It is a way of heating a home by taking warmth directly from the ground without the need to rely on fossil fuels or even stump up the cost of connecting to the main gas lines.

But, so far, ground-source heat pumps have been a niche way of supplying household energy used only in isolated locations.

However, the technology could soon be part of the mainstream energy network in Scotland after a company pioneering the technology announced it is expanding operations north of the Border.

Kensa are providers of “shared ground loop arrays”, a form of heating that provides each home with its own ground source heat pump, which the firm claims will mean lower bills and low-carbon heating with no heat loss.

The company, based in Cornwall, said deployment of ground source heat pumps is particularly effective at alleviating fuel poverty in rural areas.

Ground-source heat pumps work by running water through energy-absorbing pipes that are fed back into a house and used to heat a secondary fluid which turns into gas in a condenser.

This gas is hot enough to provide heating and hot water from the taps without the need to connect to largescale infrastructure.
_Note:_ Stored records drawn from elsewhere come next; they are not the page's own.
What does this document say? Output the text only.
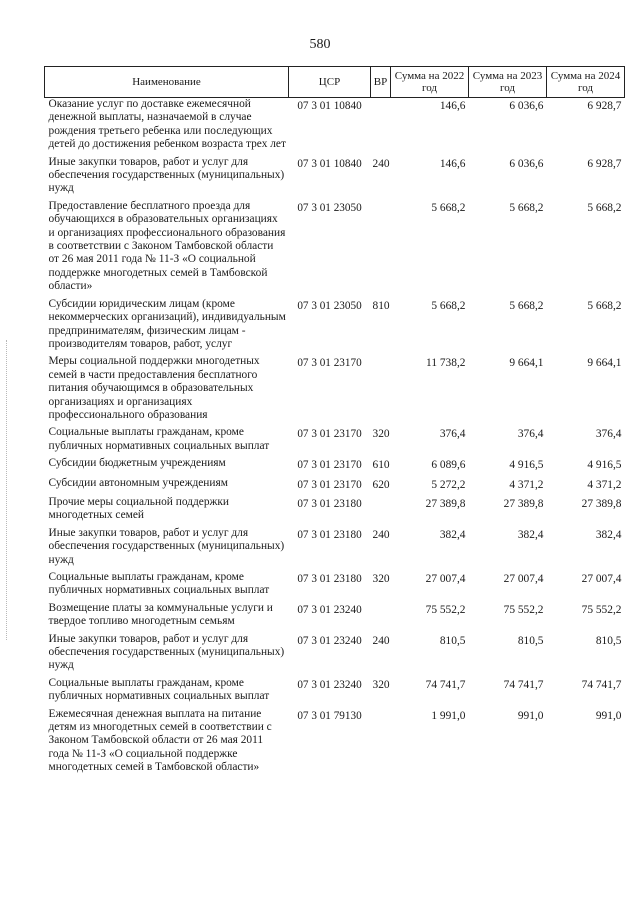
580
Наименование	ЦСР	ВР	Сумма на 2022 год	Сумма на 2023 год	Сумма на 2024 год
Оказание услуг по доставке ежемесячной денежной выплаты, назначаемой в случае рождения третьего ребенка или последующих детей до достижения ребенком возраста трех лет	07 3 01 10840		146,6	6 036,6	6 928,7
Иные закупки товаров, работ и услуг для обеспечения государственных (муниципальных) нужд	07 3 01 10840	240	146,6	6 036,6	6 928,7
Предоставление бесплатного проезда для обучающихся в образовательных организациях и организациях профессионального образования в соответствии с Законом Тамбовской области от 26 мая 2011 года № 11-З «О социальной поддержке многодетных семей в Тамбовской области»	07 3 01 23050		5 668,2	5 668,2	5 668,2
Субсидии юридическим лицам (кроме некоммерческих организаций), индивидуальным предпринимателям, физическим лицам - производителям товаров, работ, услуг	07 3 01 23050	810	5 668,2	5 668,2	5 668,2
Меры социальной поддержки многодетных семей в части предоставления бесплатного питания обучающимся в образовательных организациях и организациях профессионального образования	07 3 01 23170		11 738,2	9 664,1	9 664,1
Социальные выплаты гражданам, кроме публичных нормативных социальных выплат	07 3 01 23170	320	376,4	376,4	376,4
Субсидии бюджетным учреждениям	07 3 01 23170	610	6 089,6	4 916,5	4 916,5
Субсидии автономным учреждениям	07 3 01 23170	620	5 272,2	4 371,2	4 371,2
Прочие меры социальной поддержки многодетных семей	07 3 01 23180		27 389,8	27 389,8	27 389,8
Иные закупки товаров, работ и услуг для обеспечения государственных (муниципальных) нужд	07 3 01 23180	240	382,4	382,4	382,4
Социальные выплаты гражданам, кроме публичных нормативных социальных выплат	07 3 01 23180	320	27 007,4	27 007,4	27 007,4
Возмещение платы за коммунальные услуги и твердое топливо многодетным семьям	07 3 01 23240		75 552,2	75 552,2	75 552,2
Иные закупки товаров, работ и услуг для обеспечения государственных (муниципальных) нужд	07 3 01 23240	240	810,5	810,5	810,5
Социальные выплаты гражданам, кроме публичных нормативных социальных выплат	07 3 01 23240	320	74 741,7	74 741,7	74 741,7
Ежемесячная денежная выплата на питание детям из многодетных семей в соответствии с Законом Тамбовской области от 26 мая 2011 года № 11-З «О социальной поддержке многодетных семей в Тамбовской области»	07 3 01 79130		1 991,0	991,0	991,0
The firm has enlisted the services of Matthew Black, previously a senior energy adviser at the Stirlingshire-based Fintry Development Trust, specialising in reducing carbon emissions and enhancing sustainability.

Mr Black said: “Shared ground loop arrays are the most effective solution for delivering Scotland’s ambitions for the decarbonisation of heat. Along with the right policy changes in Scotland, we can make significant progress towards Scotland’s 2045 net-zero carbon target and beyond.

“The race to decarbonise electricity in Scotland has made considerable progress. The race to decarbonise heat and transport is on.”

Currently celebrating its 20th anniversary, Kensa’s heat pumps already provide heating to a number of sites, notably Orkney Islands Council’s multipurpose facility Stromness Warehouse, which is heated using the sea, and the first and most northerly ground source installations in Unst, Shetlands.

The Warehouse Buildings house the town’s library and customer services team, and provide a work base for staff from a variety of Council services, and draw heat from coils of pipes fixed to 12 stainless steel platforms – known as “pond-mats” – sunk beneath a nearby pier to draw heat from the surrounding water.

This has allowed the local authority to make substantial savings, thanks to the £1,550 cost of the electricity used to run the 2x40kW heat pump over a 12-month period, compared to £2,420 for an oil-based system.

It also means the Warehouse Buildings now produce substantially less greenhouse gas emissions than if a more conventional source of heat was used.

The carbon emissions linked to keeping the Warehouse Buildings warm are calculated to be six tonnes of CO2 per year, compared to more than 15 tonnes if an oil boiler had been fitted.

James Stockan, who chairs the council’s Development and Infrastructure Committee, said at the time: “Across the country very few buildings currently use sea-source heating systems. “As the Warehouse Buildings stand close to the sea, it made sense to opt for this innovative approach to keeping them warm and I am very pleased the system is proving to be efficient and effective.

“As we’re using heat from the sea and electricity primarily from renewables, these buildings are an excellent example of how the council is making significant steps towards creating buildings that are virtually carbon neutral in terms of their energy consumption.

“This investment clearly demonstrates our commitment to making best use of one of Orkney’s greatest assets – the abundant renewable energy we can harness from the wind and seas around us.”